Another landmark project for Sigma is The Yas Hotel in Abu Dhabi, UAE, which is part of the ambitious Yas Marina Circuit project. For the development, Sigma Dubai and Abu Dhabi supplied emulsions, alkyd enamels and wood finishes for internal surfaces.
Elsewhere in the region, Sigma Paints Qatar became the official supplier for the Government of Qatar by supplying paint for the 200,000 sq m boundary wall around the Emir’s palace and government facilities.

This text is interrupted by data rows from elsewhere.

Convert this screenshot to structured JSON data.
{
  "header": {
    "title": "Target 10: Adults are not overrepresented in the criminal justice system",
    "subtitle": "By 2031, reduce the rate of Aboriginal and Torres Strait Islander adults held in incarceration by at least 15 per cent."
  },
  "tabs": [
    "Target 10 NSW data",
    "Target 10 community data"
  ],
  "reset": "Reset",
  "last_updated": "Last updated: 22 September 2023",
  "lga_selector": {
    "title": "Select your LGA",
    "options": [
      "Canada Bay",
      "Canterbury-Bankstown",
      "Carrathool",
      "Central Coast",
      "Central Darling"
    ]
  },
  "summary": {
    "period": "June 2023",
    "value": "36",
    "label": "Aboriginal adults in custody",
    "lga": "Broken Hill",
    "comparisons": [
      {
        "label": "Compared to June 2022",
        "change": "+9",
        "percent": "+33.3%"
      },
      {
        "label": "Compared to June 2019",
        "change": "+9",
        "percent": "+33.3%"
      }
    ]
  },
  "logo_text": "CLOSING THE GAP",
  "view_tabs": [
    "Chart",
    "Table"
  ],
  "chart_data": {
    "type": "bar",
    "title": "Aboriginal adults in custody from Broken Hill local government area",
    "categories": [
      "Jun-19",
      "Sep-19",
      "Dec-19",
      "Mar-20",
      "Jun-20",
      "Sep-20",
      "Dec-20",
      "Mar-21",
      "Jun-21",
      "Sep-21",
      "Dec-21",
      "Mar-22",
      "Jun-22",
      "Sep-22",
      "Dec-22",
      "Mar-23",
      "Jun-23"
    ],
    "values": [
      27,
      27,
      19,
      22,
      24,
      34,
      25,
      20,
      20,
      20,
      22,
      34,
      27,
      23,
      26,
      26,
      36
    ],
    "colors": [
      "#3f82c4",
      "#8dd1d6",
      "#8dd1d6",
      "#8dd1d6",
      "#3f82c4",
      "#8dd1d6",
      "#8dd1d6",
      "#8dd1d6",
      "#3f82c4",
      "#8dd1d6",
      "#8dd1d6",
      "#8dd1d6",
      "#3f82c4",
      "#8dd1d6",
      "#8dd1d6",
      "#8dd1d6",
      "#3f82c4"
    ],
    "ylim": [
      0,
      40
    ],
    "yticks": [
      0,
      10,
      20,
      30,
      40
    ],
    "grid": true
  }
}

These projects speak volumes of Sigma quality, he says.

While competition is intense in the market, Lejuez refuses to be intimidated by it, but rather relishes the challenge. “Compe-tition is healthy in any domain. A well-established quality manufacturer will monitor and analyse the competitors’ moves but not feel threatened by any kind of competition,” he says.
“Sigma offers integrated products and services, which not only meet customer needs but anticipate and exceed the market demands. Customers are becoming more demanding, and expect complete experiences and the quest to live up to these expectations keeps Sigma on the move – as it has done for the past three centuries.
“We aim to remain the pioneers within the different paint sectors and strive to differentiate ourselves from the rest, being the best, while refraining from being arrogant. In brief, we are a multi-functional coatings solution provider,” he adds.
Since its inception in 1722, Sigma has acquired a comprehensive understanding of the functional requirements of paints in any environment around the globe and adopted a business strategy that reflects its quality philosophy, he says.
“In the Middle East, we communicate with all contractors and paint applicators, so as to spread the message of the multiple benefits of the hallmark of quality,” he says.
While its specific strategies are adapted to match the requirements of the various geographical areas, the grand strategy is universal: to remain the reference and reverence in paints, says Lejuez.